My favorite clues were “Cafeteria trays, sometimes” for SLEDS, “Had a few spare moments, perhaps?” for BOWLED, and “High point on a mattress?” for CLIMAX (especially when “Low point on a mattress” for SAG was the previous clue).
[Image courtesy of Celebrity Radio DJs.com.]
Puzzle 5: Group Dance by the Indie 500 Team
For the penultimate puzzle, all of the organizers collaborated on a puzzle that utilized all of the previous themes, as well as having its own twist: two different hidden links. (The circled letters in the theme entries all spell out words that can follow the word WATER, as in WATERLOO or WATERSPOUT, while the shaded words can all follow the phrase LET IT, as in LET IT GO or LET IT RIDE.)
It’s an impressive way to tie all of the puzzles together and include the voices of all of the collaborators. (The clues themselves are even credited to different speakers.)
With interesting grid entries like PIT STAINS, EWOK, and NEAR YOU (along with some odd ones, like TEA BARS and SALARY LIMIT), the puzzle was challenging without being daunting or unfair.
My favorite clues were “Gatorade showers?” for ADS and “Really, really, really not look forward to” for DREAD.
[Say, since we’re talking crosswords, have you checked out the Penny Dell
Crosswords App for both iOS and Android devices? /shameless plug.]
Puzzle 6: The Dance-Off by Angela Olsen Halsted and Kameron Austin Collins
The closing puzzle of the tournament was offered in two difficulty levels: the Inside Track (designated for solvers who finished in the top 25% of the field in a crossword tournament with published standings in the past 5 years) and the Outside Track (designated for everyone else). I opted for the Inside Track, then looked over the cluing for the Outside Track.
This themeless closer was the toughest puzzle of the day, as you might expect, with tough, conversational entries like OH COME NOW and IT’S SO EASY all over. But, despite the many long entries and tight construction, there was very little crosswordese or obscurity to throw you off-track. It’s a great grid with some brutal cluing.
My favorite grid entry was easily MWAHAHAHA, though SILENT A and HOT DAMN were close runners-up, and my favorite clue was “Person who tunes in on Sundays and sees a bunch of spoilers” for NASCAR FAN. Great stuff.

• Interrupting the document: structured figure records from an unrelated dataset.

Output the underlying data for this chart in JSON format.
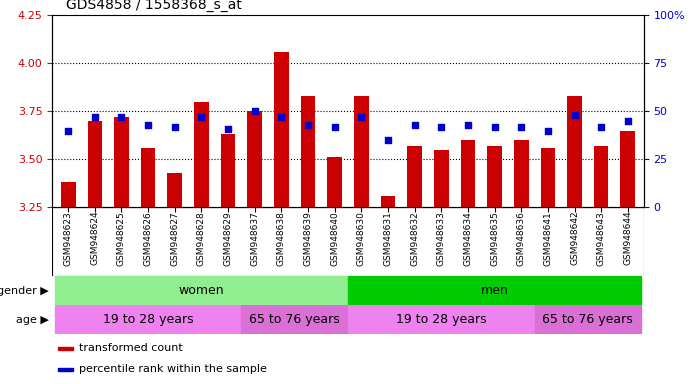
{
  "title": "GDS4858 / 1558368_s_at",
  "samples": [
    "GSM948623",
    "GSM948624",
    "GSM948625",
    "GSM948626",
    "GSM948627",
    "GSM948628",
    "GSM948629",
    "GSM948637",
    "GSM948638",
    "GSM948639",
    "GSM948640",
    "GSM948630",
    "GSM948631",
    "GSM948632",
    "GSM948633",
    "GSM948634",
    "GSM948635",
    "GSM948636",
    "GSM948641",
    "GSM948642",
    "GSM948643",
    "GSM948644"
  ],
  "red_values": [
    3.38,
    3.7,
    3.72,
    3.56,
    3.43,
    3.8,
    3.63,
    3.75,
    4.06,
    3.83,
    3.51,
    3.83,
    3.31,
    3.57,
    3.55,
    3.6,
    3.57,
    3.6,
    3.56,
    3.83,
    3.57,
    3.65
  ],
  "blue_values": [
    40,
    47,
    47,
    43,
    42,
    47,
    41,
    50,
    47,
    43,
    42,
    47,
    35,
    43,
    42,
    43,
    42,
    42,
    40,
    48,
    42,
    45
  ],
  "ylim_left": [
    3.25,
    4.25
  ],
  "ylim_right": [
    0,
    100
  ],
  "yticks_left": [
    3.25,
    3.5,
    3.75,
    4.0,
    4.25
  ],
  "yticks_right": [
    0,
    25,
    50,
    75,
    100
  ],
  "bar_color": "#cc0000",
  "dot_color": "#0000cc",
  "bar_bottom": 3.25,
  "gender_sections": [
    {
      "label": "women",
      "start": 0,
      "end": 11,
      "color": "#90ee90"
    },
    {
      "label": "men",
      "start": 11,
      "end": 22,
      "color": "#00cc00"
    }
  ],
  "age_sections": [
    {
      "label": "19 to 28 years",
      "start": 0,
      "end": 7,
      "color": "#ee82ee"
    },
    {
      "label": "65 to 76 years",
      "start": 7,
      "end": 11,
      "color": "#da70d6"
    },
    {
      "label": "19 to 28 years",
      "start": 11,
      "end": 18,
      "color": "#ee82ee"
    },
    {
      "label": "65 to 76 years",
      "start": 18,
      "end": 22,
      "color": "#da70d6"
    }
  ],
  "legend_items": [
    {
      "label": "transformed count",
      "color": "#cc0000"
    },
    {
      "label": "percentile rank within the sample",
      "color": "#0000cc"
    }
  ],
  "title_fontsize": 10,
  "left_tick_color": "#cc0000",
  "right_tick_color": "#0000cc",
  "xtick_bg": "#d3d3d3",
  "grid_lines": [
    3.5,
    3.75,
    4.0
  ],
  "bar_width": 0.55
}
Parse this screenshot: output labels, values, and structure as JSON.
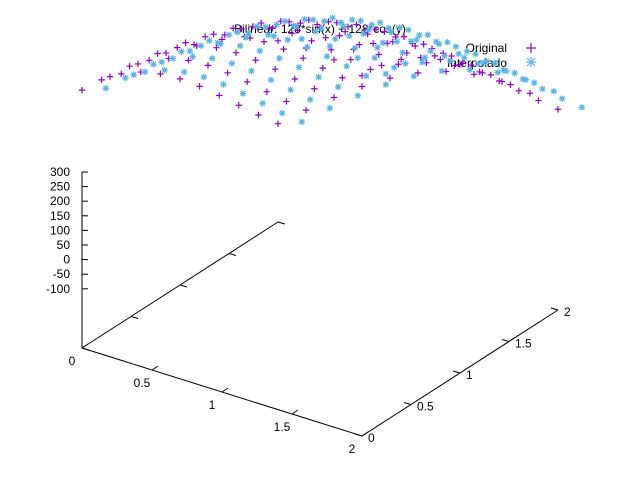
{
  "chart_data": {
    "type": "scatter",
    "title": "Bilinear: 128*sin(x) + 128*cos(y)",
    "xlabel": "",
    "ylabel": "",
    "zlabel": "",
    "xlim": [
      0,
      2
    ],
    "ylim": [
      0,
      2
    ],
    "zlim": [
      -100,
      300
    ],
    "x_ticks": [
      "0",
      "0.5",
      "1",
      "1.5",
      "2"
    ],
    "y_ticks": [
      "0",
      "0.5",
      "1",
      "1.5",
      "2"
    ],
    "z_ticks": [
      "-100",
      "-50",
      "0",
      "50",
      "100",
      "150",
      "200",
      "250",
      "300"
    ],
    "legend_position": "top-right",
    "function": "128*sin(x) + 128*cos(y)",
    "series": [
      {
        "name": "Original",
        "marker": "plus",
        "color": "#9400d3",
        "x": [
          0,
          0.2,
          0.4,
          0.6,
          0.8,
          1.0,
          1.2,
          1.4,
          1.6,
          1.8,
          2.0
        ],
        "y": [
          0,
          0.2,
          0.4,
          0.6,
          0.8,
          1.0,
          1.2,
          1.4,
          1.6,
          1.8,
          2.0
        ],
        "z": [
          [
            128.0,
            153.4,
            177.8,
            200.3,
            219.8,
            235.7,
            247.3,
            254.1,
            255.9,
            252.5,
            244.4
          ],
          [
            125.4,
            150.9,
            175.3,
            197.7,
            217.3,
            233.2,
            244.7,
            251.6,
            253.3,
            250.0,
            241.8
          ],
          [
            117.9,
            143.3,
            167.7,
            190.1,
            209.7,
            225.6,
            237.2,
            244.0,
            245.8,
            242.4,
            234.3
          ],
          [
            105.6,
            131.0,
            155.4,
            177.9,
            197.4,
            213.4,
            224.9,
            231.7,
            233.5,
            230.1,
            222.0
          ],
          [
            89.2,
            114.6,
            139.0,
            161.5,
            181.0,
            196.9,
            208.5,
            215.3,
            217.1,
            213.7,
            205.6
          ],
          [
            69.2,
            94.6,
            119.0,
            141.4,
            161.0,
            176.9,
            188.5,
            195.3,
            197.1,
            193.7,
            185.6
          ],
          [
            46.4,
            71.8,
            96.2,
            118.7,
            138.2,
            154.1,
            165.7,
            172.5,
            174.3,
            170.9,
            162.8
          ],
          [
            21.8,
            47.2,
            71.6,
            94.1,
            113.6,
            129.5,
            141.1,
            147.9,
            149.7,
            146.3,
            138.2
          ],
          [
            -3.7,
            21.7,
            46.1,
            68.5,
            88.1,
            104.0,
            115.6,
            122.4,
            124.2,
            120.8,
            112.7
          ],
          [
            -29.1,
            -3.7,
            20.7,
            43.2,
            62.7,
            78.6,
            90.2,
            97.0,
            98.8,
            95.4,
            87.3
          ],
          [
            -53.3,
            -27.9,
            -3.5,
            19.0,
            38.5,
            54.5,
            66.0,
            72.8,
            74.6,
            71.3,
            63.1
          ]
        ]
      },
      {
        "name": "Interpolado",
        "marker": "star",
        "color": "#56b4e9",
        "x": [
          0,
          0.2,
          0.4,
          0.6,
          0.8,
          1.0,
          1.2,
          1.4,
          1.6,
          1.8,
          2.0
        ],
        "y": [
          0,
          0.2,
          0.4,
          0.6,
          0.8,
          1.0,
          1.2,
          1.4,
          1.6,
          1.8,
          2.0
        ],
        "z": [
          [
            128.0,
            153.4,
            177.8,
            200.3,
            219.8,
            235.7,
            247.3,
            254.1,
            255.9,
            252.5,
            244.4
          ],
          [
            125.4,
            150.9,
            175.3,
            197.7,
            217.3,
            233.2,
            244.7,
            251.6,
            253.3,
            250.0,
            241.8
          ],
          [
            117.9,
            143.3,
            167.7,
            190.1,
            209.7,
            225.6,
            237.2,
            244.0,
            245.8,
            242.4,
            234.3
          ],
          [
            105.6,
            131.0,
            155.4,
            177.9,
            197.4,
            213.4,
            224.9,
            231.7,
            233.5,
            230.1,
            222.0
          ],
          [
            89.2,
            114.6,
            139.0,
            161.5,
            181.0,
            196.9,
            208.5,
            215.3,
            217.1,
            213.7,
            205.6
          ],
          [
            69.2,
            94.6,
            119.0,
            141.4,
            161.0,
            176.9,
            188.5,
            195.3,
            197.1,
            193.7,
            185.6
          ],
          [
            46.4,
            71.8,
            96.2,
            118.7,
            138.2,
            154.1,
            165.7,
            172.5,
            174.3,
            170.9,
            162.8
          ],
          [
            21.8,
            47.2,
            71.6,
            94.1,
            113.6,
            129.5,
            141.1,
            147.9,
            149.7,
            146.3,
            138.2
          ],
          [
            -3.7,
            21.7,
            46.1,
            68.5,
            88.1,
            104.0,
            115.6,
            122.4,
            124.2,
            120.8,
            112.7
          ],
          [
            -29.1,
            -3.7,
            20.7,
            43.2,
            62.7,
            78.6,
            90.2,
            97.0,
            98.8,
            95.4,
            87.3
          ],
          [
            -53.3,
            -27.9,
            -3.5,
            19.0,
            38.5,
            54.5,
            66.0,
            72.8,
            74.6,
            71.3,
            63.1
          ]
        ]
      }
    ]
  }
}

Overall, I thought this year’s Indie 500 was more accessible than last year’s, an engaging and worthy series of puzzles to delight and challenge solvers in equal measure. The prom theme was brilliantly executed, and the cluing surpassed last year in both cleverness and style.
I look forward to its return next year, and hopefully some of you will join me in accepting the Indie 500 challenge!